A few hours later I'm sitting on a lawn chair outside the back door, squinting at my laptop and enjoying the warm sunny afternoon. Islay stands next to the Mexican blanket I laid out for her, browsing a menu of sticks to eat. All of a sudden a wild turkey runs around the side of the house, sees her, and vaults itself noisily over the back fence. My dog is unphased, but a minute later she goes crazy barking at a guy walking by out front. I wave hello and he asks "did you just see a turkey?"
Weeknotes: March 23–27, 2026
Monday, March 23
I awaken from a dream about living in a wall tent dormitory with an unexplained desire to listen to Scott Walker. I put Scott 3 into the CD player and brew coffee to the discordant strings of "It's Raining Today."
In 1996, my brother and I were obsessed with Razor & Tie's Scott Walker anthology of the same name.
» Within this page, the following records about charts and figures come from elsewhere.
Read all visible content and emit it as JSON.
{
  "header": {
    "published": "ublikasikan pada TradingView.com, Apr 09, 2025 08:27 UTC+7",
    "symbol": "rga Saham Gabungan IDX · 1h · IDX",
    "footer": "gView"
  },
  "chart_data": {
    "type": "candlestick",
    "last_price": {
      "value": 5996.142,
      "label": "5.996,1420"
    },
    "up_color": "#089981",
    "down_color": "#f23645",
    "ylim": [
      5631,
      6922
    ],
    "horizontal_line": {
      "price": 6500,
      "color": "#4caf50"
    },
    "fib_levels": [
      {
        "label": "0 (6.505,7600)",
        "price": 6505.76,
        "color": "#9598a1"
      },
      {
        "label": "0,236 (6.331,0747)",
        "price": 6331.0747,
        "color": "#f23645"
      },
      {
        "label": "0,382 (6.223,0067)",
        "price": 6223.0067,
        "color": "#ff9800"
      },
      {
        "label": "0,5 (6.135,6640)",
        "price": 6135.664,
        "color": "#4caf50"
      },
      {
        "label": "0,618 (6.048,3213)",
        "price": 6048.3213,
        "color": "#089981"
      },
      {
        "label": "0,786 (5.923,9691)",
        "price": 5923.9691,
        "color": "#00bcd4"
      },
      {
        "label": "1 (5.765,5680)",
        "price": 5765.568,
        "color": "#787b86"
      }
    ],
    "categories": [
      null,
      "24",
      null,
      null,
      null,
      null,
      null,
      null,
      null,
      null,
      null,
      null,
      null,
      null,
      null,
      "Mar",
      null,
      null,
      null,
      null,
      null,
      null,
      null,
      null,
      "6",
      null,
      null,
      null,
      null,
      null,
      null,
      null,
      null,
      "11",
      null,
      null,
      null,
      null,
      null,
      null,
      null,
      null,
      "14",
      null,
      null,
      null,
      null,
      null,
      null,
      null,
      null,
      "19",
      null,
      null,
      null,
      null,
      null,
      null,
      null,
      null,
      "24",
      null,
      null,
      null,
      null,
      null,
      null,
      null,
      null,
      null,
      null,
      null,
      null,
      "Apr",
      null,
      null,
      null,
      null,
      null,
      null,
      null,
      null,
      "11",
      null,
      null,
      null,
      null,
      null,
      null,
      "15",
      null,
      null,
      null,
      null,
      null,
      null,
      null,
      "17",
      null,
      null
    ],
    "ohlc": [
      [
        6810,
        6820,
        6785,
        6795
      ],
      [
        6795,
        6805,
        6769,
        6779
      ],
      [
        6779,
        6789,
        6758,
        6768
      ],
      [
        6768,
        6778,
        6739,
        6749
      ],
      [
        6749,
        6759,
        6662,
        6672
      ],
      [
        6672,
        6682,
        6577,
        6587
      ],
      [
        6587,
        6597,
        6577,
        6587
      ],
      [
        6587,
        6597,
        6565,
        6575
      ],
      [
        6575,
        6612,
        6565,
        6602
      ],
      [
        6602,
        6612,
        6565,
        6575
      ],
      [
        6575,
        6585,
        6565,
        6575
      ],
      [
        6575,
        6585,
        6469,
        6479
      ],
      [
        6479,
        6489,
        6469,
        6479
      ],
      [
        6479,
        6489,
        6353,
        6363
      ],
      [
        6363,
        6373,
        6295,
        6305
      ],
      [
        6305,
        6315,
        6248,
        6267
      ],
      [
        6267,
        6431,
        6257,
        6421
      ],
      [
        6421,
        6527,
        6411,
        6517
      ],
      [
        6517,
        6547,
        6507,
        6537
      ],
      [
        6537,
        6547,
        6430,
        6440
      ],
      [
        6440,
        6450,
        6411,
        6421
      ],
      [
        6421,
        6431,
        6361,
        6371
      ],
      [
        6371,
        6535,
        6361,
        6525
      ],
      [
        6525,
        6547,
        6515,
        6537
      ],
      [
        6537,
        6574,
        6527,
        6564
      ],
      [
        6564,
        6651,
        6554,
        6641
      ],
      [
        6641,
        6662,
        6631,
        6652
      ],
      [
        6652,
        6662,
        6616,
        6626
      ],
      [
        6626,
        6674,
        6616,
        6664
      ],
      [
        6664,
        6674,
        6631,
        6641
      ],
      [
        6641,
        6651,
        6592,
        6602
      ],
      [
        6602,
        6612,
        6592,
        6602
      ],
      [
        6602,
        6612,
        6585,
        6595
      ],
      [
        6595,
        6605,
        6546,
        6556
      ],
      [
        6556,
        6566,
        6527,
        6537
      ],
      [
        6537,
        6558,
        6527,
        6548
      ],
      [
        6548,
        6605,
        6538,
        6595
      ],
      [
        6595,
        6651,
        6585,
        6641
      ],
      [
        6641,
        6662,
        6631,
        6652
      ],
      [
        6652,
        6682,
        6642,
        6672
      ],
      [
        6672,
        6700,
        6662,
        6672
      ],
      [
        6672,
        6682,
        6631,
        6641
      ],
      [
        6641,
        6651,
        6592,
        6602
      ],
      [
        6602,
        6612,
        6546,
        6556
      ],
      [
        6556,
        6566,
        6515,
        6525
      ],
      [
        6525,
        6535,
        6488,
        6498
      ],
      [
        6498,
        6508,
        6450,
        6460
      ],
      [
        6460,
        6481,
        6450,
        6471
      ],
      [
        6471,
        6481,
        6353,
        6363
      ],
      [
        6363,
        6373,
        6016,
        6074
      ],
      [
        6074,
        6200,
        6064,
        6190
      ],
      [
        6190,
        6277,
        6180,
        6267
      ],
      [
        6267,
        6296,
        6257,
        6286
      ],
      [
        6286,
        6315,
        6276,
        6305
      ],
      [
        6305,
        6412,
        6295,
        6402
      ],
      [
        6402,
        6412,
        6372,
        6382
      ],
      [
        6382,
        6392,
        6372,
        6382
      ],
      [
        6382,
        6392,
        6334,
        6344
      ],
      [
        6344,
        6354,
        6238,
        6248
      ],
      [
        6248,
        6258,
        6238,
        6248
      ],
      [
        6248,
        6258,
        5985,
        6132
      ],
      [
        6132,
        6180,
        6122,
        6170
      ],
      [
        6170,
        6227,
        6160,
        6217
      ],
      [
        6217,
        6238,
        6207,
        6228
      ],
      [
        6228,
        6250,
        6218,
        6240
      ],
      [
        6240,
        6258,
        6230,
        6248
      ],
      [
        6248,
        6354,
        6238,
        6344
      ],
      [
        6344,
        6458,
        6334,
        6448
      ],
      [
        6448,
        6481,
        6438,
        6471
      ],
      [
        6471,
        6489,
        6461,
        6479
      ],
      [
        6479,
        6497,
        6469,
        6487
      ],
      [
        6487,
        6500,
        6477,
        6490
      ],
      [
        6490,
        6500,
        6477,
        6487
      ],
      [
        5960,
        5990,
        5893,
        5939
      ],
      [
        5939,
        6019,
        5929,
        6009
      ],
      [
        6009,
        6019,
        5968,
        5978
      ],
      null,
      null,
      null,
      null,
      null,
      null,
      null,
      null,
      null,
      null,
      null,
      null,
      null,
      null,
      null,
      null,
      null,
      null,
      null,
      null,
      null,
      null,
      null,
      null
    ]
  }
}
I remember the two of us sitting in my car outside the Fisher Building in Detroit, grooving to "The Old Man's Back Again," before taking the elevator up to the studios of WJR-AM. We were musical guests on The Mitch Albom Show, an honor that involved being completely ignored by the two co-hosts and frantically self-editing about 20 seconds of live performance into the gaps after commercial breaks. We never met Mitch, who was broadcasting from the East Coast that day. After one of the breaks he made fun of my falsetto which I admittedly overused back then. I still think of this every time I see one of his books in a grocery store checkout lane.
All day I'm beset by abstract weariness. I yawn self-consciously through my morning class and subsequent errands. At the vet I pick up a prescription for Trazodone, hoping it might curtail Islay's destructive chewing. I suspect it’s just boredom, but I haven’t ruled out seperation anxiety. Bolstered by two naps, I work steadily all afternoon and through most of the evening, eyeing bedtime as my just reward. When I finally turn in, I revive a credo from a few years ago and say out loud "my favorite part of the day is right now."